第10話:学園長と占いオババ
翌朝、モチと俺はカジュちゃんに連れられて学園長に会いに行った。
途中で通った校舎内は、ヨーロッパの古城をリフォームしたような上品な内装。
お城を買い取って学校にしたのかな?
学生寮はもしかしたら昔は騎士団の宿舎だったのかもしれない。
学園長は異世界人、どんな人かと思ったら…
…でっぷり太った二足歩行の三毛猫だった。
「よく来たニャ。僕は学園長のナジャ・アサケ。よろしくニャン」
「「よ、よろしくお願いします」」
毎度お馴染み、俺たちのハモりを、猫の学園長はニコニコしながら聞いている。
「さすがは双子、息が合うニャ」
「「えっ?! 双子?!」」
またハモる。
確かにこのシンクロ率を見てたら、双子と思われてもしょうがないかもしれない。
「占いオババが言ってたニャン」
「「占いオババ?!」」
「そこの通路の突き当りにいるから、会いに行ってみるといいニャン」
学園長に言われて、カジュちゃんも一緒に3人で通路の突き当りまで行ってみたら…いた。

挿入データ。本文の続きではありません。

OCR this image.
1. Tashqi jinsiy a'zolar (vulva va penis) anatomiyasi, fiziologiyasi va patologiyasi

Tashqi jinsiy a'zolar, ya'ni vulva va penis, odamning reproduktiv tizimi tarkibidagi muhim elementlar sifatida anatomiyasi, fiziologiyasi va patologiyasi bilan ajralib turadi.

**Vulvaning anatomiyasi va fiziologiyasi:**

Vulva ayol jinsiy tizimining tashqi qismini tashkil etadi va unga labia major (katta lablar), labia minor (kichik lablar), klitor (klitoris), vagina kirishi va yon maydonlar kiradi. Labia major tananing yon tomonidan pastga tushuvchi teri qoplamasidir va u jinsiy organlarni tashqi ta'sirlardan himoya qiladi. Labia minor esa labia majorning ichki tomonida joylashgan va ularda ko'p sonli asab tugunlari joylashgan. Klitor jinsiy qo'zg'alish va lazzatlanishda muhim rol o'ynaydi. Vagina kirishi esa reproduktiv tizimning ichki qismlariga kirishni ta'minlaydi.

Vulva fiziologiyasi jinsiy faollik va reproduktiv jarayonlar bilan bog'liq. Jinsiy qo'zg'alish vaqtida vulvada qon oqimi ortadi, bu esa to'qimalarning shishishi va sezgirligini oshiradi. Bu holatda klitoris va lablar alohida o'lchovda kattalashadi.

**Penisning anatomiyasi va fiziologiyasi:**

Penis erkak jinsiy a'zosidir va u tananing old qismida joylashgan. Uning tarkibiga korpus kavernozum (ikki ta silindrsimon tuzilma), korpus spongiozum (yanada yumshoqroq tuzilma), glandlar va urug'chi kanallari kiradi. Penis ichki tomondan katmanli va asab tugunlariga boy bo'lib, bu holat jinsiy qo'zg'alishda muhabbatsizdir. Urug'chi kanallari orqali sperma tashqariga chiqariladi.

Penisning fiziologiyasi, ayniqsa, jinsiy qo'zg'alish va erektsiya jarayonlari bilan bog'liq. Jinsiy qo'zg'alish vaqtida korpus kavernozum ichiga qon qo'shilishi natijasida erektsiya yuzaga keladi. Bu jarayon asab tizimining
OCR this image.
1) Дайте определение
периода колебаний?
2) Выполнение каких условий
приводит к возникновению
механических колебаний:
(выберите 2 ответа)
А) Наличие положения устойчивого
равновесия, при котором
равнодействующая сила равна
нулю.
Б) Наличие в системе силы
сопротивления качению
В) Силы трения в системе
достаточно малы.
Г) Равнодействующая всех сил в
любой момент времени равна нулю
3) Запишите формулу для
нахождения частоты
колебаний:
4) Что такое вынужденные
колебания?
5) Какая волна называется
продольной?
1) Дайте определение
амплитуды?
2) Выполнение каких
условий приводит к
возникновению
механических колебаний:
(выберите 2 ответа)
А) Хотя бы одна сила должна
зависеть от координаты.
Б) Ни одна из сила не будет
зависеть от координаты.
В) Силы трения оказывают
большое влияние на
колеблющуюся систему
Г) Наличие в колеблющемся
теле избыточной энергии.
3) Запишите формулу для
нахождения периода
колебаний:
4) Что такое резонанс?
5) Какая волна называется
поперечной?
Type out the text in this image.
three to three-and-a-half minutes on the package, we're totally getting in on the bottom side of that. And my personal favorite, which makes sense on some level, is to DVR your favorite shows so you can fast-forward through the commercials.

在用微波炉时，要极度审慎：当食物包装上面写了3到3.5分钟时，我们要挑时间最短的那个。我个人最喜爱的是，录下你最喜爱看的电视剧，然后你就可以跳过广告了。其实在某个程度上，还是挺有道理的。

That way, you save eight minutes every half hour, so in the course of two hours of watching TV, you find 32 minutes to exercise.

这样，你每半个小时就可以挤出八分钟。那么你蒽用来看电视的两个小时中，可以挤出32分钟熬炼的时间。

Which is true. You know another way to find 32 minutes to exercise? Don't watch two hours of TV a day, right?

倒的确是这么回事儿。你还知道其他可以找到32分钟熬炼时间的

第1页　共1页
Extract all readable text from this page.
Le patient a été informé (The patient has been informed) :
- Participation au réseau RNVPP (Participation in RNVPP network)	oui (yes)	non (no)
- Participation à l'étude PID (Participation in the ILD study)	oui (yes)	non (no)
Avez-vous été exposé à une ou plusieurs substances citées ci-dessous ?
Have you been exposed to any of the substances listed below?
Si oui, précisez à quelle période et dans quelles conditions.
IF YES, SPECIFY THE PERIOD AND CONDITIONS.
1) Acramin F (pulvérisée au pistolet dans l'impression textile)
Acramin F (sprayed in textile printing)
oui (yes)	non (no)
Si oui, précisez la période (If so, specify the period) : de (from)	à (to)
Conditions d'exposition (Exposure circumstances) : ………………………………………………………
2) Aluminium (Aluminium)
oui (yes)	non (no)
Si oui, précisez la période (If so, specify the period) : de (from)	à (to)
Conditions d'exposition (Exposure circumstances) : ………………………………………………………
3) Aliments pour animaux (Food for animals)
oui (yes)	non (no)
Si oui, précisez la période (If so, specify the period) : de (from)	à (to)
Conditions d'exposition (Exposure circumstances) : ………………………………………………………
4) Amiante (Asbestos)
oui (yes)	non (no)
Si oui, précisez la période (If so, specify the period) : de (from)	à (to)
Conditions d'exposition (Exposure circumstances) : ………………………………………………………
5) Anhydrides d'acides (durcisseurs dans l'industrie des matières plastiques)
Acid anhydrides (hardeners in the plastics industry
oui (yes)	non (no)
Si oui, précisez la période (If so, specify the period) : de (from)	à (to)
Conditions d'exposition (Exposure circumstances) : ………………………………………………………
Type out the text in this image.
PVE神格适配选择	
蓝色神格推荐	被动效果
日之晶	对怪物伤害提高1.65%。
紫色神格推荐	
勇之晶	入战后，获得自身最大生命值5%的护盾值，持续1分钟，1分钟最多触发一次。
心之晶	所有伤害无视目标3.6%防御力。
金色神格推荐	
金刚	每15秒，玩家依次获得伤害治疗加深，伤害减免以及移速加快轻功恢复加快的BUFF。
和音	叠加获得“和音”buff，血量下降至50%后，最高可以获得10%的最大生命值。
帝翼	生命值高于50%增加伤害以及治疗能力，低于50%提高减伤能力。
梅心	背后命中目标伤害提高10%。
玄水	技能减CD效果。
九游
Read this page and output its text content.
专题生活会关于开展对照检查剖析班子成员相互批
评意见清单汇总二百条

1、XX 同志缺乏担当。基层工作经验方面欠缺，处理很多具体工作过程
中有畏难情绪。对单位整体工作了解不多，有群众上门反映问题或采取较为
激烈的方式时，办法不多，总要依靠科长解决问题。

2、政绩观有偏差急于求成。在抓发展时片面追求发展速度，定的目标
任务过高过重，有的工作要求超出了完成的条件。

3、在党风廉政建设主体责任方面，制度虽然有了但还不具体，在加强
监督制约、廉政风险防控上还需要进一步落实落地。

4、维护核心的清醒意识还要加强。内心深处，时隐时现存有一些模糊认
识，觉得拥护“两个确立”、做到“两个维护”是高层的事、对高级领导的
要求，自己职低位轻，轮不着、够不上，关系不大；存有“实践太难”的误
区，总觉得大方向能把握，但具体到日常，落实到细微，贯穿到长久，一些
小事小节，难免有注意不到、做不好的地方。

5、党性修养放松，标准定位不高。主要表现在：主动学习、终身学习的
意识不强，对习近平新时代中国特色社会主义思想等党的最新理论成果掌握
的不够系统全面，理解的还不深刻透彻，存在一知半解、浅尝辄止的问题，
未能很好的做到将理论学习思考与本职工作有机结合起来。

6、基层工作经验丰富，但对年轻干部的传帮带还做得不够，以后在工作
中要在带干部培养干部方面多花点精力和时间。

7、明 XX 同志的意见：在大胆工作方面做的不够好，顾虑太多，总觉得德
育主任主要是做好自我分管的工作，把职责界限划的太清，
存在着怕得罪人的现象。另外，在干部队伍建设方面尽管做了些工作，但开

占いオババは、ローブを着てフードを目深に被った白猫だった。
「待ってたニャ。私はジャミ・アサケ。占ってほしい事があればいつでもここに来るがいいニャン」
「「俺たちが双子ってどういう事?」」
「正しくは前世でこの世界に居た頃の双子ニャ」
俺たちのハモりに驚きも圧倒されもせず、猫のオババは説明してくれた。
「何故お前さんたち3人だけ髪の色や顔立ちが変わったのか、それは元々この世界の人間だったからニャン」
「3人なら双子じゃなくて三つ子じゃないの?」
カジュちゃんも初耳だったらしく、聞いてみている。
白猫オババは、アンティークな机に乗せた水晶玉に、過去を映し出して見せた。
そこには、今の俺たちに似た3人の子供たちが何か話してる様子が映っている。
「モチとイオが双子、カジュは2人の幼馴染だったニャ」
「そうなの? じゃあ私ヒロイン枠ね」
カジュちゃんはニコニコしながら1人納得してる。
でも俺は、オババが小声で「まぁ一応、ニャ」と言ったのを聞き逃さなかった。